Environmentalists pleased over whale beer ban

January 15, 2014
A smoked puffin dish and local beer are on display at a bar and restaurant in Reykjavik, April 23, 2010

Environmentalists on Wednesday welcomed a decision by Icelandic authorities to ban a local beer containing whale meal.

The controversial beer was the result of a joint business between a Stedji, a small local brewery, and whaling company Hvalur (whale in Icelandic), and contained whale meal, a byproduct of reducing and bones to oil.

"Obviously we are pleased," Whale and Dolphin Conservation spokesman Danny Groves said.

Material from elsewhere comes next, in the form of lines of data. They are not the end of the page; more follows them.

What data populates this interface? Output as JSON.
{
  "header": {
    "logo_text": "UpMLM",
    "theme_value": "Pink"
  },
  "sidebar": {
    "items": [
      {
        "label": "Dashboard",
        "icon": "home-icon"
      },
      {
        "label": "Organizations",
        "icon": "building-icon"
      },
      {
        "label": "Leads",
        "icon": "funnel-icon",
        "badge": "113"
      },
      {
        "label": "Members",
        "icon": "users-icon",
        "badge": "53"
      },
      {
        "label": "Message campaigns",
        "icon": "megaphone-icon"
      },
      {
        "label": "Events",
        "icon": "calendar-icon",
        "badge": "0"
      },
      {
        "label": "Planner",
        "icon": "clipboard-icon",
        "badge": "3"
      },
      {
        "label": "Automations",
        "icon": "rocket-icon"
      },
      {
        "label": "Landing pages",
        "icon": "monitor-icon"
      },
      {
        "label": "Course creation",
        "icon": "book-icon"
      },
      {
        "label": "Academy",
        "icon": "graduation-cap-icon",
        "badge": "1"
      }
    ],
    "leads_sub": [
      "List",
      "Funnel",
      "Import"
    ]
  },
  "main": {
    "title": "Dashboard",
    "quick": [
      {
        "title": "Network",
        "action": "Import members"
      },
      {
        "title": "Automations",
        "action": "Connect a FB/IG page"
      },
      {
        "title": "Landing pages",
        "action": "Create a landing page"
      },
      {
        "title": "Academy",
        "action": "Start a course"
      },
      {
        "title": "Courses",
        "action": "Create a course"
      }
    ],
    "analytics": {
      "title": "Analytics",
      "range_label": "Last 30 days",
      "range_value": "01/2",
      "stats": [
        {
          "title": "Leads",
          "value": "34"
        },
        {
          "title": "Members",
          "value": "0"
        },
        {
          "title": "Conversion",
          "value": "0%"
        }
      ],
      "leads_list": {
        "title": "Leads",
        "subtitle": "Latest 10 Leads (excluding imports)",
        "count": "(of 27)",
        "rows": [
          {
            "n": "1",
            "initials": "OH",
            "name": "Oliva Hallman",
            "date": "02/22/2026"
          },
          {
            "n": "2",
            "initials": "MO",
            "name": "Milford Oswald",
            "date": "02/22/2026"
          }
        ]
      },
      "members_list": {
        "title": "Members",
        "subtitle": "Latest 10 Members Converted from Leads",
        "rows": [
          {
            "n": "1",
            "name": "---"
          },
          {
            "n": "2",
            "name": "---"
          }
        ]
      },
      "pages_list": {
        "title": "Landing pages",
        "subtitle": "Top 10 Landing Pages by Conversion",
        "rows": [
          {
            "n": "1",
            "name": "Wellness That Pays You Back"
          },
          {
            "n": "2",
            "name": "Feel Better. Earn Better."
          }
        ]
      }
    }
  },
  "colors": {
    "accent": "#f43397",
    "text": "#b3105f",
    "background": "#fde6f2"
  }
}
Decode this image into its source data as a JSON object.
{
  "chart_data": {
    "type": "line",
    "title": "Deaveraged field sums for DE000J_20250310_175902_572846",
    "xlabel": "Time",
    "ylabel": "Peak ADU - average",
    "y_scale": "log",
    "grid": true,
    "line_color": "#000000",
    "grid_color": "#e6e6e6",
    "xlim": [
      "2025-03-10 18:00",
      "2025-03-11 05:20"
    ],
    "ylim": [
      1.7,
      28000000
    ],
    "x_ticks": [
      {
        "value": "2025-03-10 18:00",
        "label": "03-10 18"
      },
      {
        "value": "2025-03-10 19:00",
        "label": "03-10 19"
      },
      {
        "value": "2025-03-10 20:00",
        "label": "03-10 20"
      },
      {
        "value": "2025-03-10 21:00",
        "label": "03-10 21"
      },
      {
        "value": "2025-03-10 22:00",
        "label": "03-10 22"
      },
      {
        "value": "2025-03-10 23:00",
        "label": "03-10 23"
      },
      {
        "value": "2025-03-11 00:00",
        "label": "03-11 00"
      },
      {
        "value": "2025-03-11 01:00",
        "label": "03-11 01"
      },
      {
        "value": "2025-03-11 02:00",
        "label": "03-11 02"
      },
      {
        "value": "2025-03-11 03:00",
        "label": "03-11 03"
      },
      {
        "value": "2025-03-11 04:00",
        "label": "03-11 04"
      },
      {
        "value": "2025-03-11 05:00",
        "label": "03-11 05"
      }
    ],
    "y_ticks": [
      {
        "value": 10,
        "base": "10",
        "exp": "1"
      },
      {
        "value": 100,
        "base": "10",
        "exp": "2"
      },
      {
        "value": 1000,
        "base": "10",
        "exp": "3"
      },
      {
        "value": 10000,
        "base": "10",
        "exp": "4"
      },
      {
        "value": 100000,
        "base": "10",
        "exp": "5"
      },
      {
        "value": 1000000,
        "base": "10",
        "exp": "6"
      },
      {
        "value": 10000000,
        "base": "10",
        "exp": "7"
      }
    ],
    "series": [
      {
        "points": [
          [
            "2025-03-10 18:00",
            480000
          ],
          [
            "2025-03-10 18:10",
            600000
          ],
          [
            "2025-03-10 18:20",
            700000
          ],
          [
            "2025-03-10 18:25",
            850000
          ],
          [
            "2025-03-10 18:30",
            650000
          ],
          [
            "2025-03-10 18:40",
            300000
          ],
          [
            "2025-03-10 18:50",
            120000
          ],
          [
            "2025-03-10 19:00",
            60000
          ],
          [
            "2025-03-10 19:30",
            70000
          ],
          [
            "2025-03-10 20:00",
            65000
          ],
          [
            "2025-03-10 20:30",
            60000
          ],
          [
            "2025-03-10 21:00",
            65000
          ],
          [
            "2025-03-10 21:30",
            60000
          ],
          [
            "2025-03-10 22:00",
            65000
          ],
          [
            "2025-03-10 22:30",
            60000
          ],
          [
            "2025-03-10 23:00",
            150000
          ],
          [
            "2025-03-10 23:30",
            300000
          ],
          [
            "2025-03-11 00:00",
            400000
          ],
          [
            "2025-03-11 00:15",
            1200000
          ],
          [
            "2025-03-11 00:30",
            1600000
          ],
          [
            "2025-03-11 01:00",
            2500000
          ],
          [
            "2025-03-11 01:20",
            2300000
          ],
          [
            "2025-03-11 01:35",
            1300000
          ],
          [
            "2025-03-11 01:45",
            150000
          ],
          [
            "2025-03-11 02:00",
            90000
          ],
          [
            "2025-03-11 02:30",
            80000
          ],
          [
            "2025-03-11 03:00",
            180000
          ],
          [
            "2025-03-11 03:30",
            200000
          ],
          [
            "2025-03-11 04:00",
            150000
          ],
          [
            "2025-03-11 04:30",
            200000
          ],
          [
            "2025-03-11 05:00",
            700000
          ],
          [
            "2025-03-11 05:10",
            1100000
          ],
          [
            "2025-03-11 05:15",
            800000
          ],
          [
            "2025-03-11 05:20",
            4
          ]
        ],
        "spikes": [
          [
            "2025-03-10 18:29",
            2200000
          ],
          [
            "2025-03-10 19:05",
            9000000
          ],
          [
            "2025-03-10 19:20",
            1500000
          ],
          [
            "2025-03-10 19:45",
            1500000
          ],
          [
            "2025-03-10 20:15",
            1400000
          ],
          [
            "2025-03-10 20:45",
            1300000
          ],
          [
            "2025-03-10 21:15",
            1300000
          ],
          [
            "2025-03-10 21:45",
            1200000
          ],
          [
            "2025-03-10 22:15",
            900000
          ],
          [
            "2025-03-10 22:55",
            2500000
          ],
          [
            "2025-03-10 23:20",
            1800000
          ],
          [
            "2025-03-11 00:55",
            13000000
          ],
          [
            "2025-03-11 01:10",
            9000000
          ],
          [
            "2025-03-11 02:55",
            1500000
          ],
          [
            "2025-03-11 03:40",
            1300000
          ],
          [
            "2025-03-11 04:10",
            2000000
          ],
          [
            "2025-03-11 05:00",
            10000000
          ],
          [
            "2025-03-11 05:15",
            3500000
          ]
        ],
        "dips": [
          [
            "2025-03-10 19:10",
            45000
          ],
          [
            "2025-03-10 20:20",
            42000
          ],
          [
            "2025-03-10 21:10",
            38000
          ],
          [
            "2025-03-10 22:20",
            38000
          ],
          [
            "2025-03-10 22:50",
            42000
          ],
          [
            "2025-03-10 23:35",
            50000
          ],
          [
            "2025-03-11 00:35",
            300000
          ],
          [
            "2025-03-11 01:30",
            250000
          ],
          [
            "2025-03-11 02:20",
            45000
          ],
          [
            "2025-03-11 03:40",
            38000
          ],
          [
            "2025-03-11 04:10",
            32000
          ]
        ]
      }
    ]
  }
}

"Initially the whaling company didn't have a permit to sell this product."

The whale beer was banned last Monday by local health inspectors, who ruled it did not fulfill food production regulations.

"Hvalur does not have permission to produce meal for food production, so we had to put a stop to this," public health inspector Helgi Helgason told public broadcaster Ruv.

Environmentalist see the beer as an attempt to open new markets for whale products.

"The lack of demand in Iceland and also in Japan means that the whalers are resorting to finding new markets for their meat," Groves said.

"Beer is just another example of this approach."

The beer was to be sold at a mid-winter festival in the island nation, where brewer Dagbjartur Ariliusson said he wanted to serve "something ethnic" to drink.

"If I was to describe the beer, it is dark, with a rich taste and you can feel the whale taste in the undertone and the aftertaste," Ariliusson said.

"We don't use much whale meal in the manufacturing and the whale meal existed already."

Stedji used around one kilo (2.2 pounds) in 2,000 litres (528 gallons) of beer.

Brewer Ariliusson was disappointed, saying the whale beer had passed all tests.

"But if this is the final decision, then we will of course have to obey," he said.